If you happened to tune into the TV show That’s Life! one evening in February 1988, nestled somewhere between the usual sections on consumer advice and veg shaped like a cock and balls, you would have been introduced to an incredible story of compassion and courage that had been previously buried in the stoic memories of one Nicholas Winton. This elderly gentleman, along with a team of associates, had saved the lives of 669 Jewish children by organising their evacuation from Czechoslovakia to London in the months before the outbreak of war. One Life tells that story. It’s an ordinary film about an extraordinary man, but his tale speaks for itself.

James Hawes film efficiently splits the narrative between 1938 and 1988, encompassing the elderly Winton’s recollections of his tireless efforts sparked by his witnessing the plight of homeless families left freezing and starving after the Nazi annexation of the Sudetenland. Anthony Hopkins, at his most quietly dignified and restrained, plays ‘Nicky’, with Johnny Flynn portraying him as his dynamic younger self. Director James Hawes posits the efforts of Winton and his equally brave and dedicated associates as a torrent of chaotic memory leading up to that revelatory moment in the much cosier confines of a British TV studio.

Hopkins continues his late-career purple patch with a performance of impeccable control. There’s a lifetime of tension beneath Nicky’s humble, benign surface; his grief and guilt for those he failed to save stored like a battery. It’s far from his showiest role, but like a jazz drummer in a three-chord punk band, he’s playing to the needs of the song.

It’s also to Johnny Flynn’s immense credit that Hopkins isn’t missed too much when not on screen. The through line between the two incarnations of Nicky is clear and convincing, and there’s a real sense of urgency to the organisation of the Kindertransport. Flynn also has the more than capable backing of Romola Garai as a fellow activist, and Helena Bonham-Carter, injecting just a smidge of humour as Nicky’s formidable mother.

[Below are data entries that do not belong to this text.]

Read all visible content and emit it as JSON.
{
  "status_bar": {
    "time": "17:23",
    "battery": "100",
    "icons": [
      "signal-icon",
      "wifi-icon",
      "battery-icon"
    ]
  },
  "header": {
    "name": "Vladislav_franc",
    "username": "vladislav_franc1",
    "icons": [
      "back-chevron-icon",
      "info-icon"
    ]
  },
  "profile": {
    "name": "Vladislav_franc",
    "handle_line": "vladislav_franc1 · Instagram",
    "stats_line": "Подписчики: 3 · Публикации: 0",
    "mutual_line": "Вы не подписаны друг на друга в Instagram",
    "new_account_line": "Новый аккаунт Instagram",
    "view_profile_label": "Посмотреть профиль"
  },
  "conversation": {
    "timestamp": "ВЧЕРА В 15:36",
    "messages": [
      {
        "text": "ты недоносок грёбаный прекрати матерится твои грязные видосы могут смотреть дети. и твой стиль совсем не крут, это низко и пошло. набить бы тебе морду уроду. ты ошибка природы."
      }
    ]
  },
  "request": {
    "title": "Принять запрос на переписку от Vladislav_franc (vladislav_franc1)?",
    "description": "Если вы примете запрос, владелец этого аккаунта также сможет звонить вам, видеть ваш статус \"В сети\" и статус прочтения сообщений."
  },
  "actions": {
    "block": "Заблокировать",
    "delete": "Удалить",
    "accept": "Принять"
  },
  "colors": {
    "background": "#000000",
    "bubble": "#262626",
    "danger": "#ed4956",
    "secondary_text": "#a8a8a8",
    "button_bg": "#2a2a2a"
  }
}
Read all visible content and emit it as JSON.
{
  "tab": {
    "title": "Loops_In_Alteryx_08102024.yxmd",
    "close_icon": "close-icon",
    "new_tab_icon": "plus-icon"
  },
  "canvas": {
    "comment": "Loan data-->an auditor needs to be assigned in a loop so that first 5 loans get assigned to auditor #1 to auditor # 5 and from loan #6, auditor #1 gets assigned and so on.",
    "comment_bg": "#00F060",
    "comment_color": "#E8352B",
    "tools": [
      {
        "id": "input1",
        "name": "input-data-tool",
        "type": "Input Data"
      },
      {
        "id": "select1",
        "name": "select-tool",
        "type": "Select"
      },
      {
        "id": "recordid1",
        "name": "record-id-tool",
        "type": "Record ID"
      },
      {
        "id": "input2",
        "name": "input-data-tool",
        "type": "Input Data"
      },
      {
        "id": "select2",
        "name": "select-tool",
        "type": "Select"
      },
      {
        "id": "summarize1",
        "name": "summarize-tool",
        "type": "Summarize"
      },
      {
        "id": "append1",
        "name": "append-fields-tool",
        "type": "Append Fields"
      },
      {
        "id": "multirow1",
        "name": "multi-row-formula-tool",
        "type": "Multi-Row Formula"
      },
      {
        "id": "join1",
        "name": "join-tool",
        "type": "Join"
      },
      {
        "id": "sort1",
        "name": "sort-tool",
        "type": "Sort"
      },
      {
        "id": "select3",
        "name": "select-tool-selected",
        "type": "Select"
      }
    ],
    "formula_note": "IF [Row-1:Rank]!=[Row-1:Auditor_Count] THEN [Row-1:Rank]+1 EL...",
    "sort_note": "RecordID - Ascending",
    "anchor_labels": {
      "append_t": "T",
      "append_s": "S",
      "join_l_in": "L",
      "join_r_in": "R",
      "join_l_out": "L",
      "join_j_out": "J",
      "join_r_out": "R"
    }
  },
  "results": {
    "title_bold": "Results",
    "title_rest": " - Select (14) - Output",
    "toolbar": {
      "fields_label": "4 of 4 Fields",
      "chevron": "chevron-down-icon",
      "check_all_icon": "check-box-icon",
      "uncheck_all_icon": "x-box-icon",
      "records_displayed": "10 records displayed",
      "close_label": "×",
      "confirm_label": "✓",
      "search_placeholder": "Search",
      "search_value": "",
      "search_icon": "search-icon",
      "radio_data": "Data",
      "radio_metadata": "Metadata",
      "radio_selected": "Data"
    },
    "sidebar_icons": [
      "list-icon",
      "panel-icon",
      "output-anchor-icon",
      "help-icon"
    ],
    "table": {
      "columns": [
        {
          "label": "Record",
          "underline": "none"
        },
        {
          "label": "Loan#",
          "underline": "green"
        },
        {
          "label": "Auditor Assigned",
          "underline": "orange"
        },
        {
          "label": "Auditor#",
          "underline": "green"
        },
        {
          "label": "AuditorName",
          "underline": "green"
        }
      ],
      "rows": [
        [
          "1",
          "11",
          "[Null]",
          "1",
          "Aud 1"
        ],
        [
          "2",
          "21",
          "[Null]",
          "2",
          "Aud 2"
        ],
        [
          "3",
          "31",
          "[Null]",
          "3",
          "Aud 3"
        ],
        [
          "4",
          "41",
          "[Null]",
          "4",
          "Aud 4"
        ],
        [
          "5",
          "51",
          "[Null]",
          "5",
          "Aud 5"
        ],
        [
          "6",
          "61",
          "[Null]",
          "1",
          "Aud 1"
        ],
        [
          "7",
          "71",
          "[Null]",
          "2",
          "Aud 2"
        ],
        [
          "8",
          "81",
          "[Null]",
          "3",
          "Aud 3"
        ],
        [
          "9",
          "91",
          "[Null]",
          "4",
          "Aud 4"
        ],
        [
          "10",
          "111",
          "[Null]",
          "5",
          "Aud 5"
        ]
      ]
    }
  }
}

One Life is a handsome crowd-pleaser of a package. To be sure, it’s utterly conventional in its storytelling, and a little televisual in its presentation. It also strips away a lot of the tedious bureaucracy which would detract from drama, but which has the effect of making the mammoth achievement seem not quite as daunting as it clearly was. Still, there is little that will match that moving moment of incredible catharsis. We’ve all seen the clip, but with the context provided by the full narrative, it’s a moment of pure emotion that’s completely earned, without being at all mawkish.